Onboard a jetboat going 80 mph on the Snake River
Shay White’s dream and his mother’s caveat clashed in 2012.
The dream won.
White, of Meridian, wanted to race a jetboat in a marathon world championship staged solely in Idaho. That happened in 2012 for the first time in 20 years — and the event wasn’t due to return to the U.S. until 2016.
But Jayne’s message to her sons, Shay and his navigator, Grady, was that she wouldn’t allow them to put a race engine in their boat until they earned their college degrees.
“It was a bucket list (item),” Shay said.
So Jayne relented, the president of Eastern Oregon granted her sons athletic leave from class and they finished fourth overall (and third in their class) in the 2012 event. That was the beginning of their racing careers.
“It was a huge feat that we finished the way we did,” Grady said. “I wouldn’t ever take it back. That was a lifetime experience in that one week. That was just amazing for me.”

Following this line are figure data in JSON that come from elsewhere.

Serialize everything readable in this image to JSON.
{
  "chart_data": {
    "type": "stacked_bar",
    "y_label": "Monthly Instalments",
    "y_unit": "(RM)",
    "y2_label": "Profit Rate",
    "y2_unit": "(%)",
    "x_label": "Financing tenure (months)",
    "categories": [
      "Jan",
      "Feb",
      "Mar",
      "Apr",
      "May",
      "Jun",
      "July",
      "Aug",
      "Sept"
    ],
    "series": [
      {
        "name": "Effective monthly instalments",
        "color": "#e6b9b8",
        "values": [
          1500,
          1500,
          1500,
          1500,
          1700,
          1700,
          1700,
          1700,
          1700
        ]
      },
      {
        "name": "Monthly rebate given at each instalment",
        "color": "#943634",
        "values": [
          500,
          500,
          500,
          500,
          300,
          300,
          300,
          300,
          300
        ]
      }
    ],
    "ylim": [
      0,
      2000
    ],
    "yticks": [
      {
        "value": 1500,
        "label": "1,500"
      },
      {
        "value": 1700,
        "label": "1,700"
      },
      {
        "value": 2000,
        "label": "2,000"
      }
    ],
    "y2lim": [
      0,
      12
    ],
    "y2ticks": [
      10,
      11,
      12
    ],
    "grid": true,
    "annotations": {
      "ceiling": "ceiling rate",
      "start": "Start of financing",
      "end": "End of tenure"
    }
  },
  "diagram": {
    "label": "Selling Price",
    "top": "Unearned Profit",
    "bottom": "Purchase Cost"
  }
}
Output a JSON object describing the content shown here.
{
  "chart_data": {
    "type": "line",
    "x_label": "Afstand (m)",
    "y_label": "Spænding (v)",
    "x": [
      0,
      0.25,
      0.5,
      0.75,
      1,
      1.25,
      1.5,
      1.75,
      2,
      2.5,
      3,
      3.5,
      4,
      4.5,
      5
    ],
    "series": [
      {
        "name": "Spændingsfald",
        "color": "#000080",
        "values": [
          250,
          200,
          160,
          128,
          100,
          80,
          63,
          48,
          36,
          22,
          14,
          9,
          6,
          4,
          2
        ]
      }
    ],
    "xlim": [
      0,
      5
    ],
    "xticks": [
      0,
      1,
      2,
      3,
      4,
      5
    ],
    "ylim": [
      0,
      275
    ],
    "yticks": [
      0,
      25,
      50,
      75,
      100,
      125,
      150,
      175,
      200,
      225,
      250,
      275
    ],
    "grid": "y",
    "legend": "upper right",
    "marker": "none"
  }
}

The World Championship Marathon Jet Boat Race returns to North Idaho later this month (May 20-29). Shay is entered again, but he’ll have to race without Grady this time. Grady will be in Alaska working on a construction project.
Grady’s friend, Andy Boyer, will navigate. Grady, 30, and Boyer shared the job at the annual race last month in Riggins, and Shay’s boat won its class easily.
“I’m pretty sure (Shay) is one of the best in the world,” said Grady, who would like to drive but knows he has a better chance to win with his younger brother in that seat. “He’s done everything he physically can to learn about it. He can read water as fast as anybody I know. He loves it. It’s a passion.”
Shay is president of the Western Whitewater Association — a group of jetboat enthusiasts that advocates for shared use of the rivers. His dad, Rick, is a longtime jetboater and boat mechanic. The family spent much of their vacation time on the Snake River when Shay and Grady were boys.
Shay built a 12-inch boat with a jet pump at 11 years old. He built a 40-inch version with a weed-whacker engine in college.
“My first word was actually ‘boat,’ ” Shay said. “It’s all I ever wanted to do.”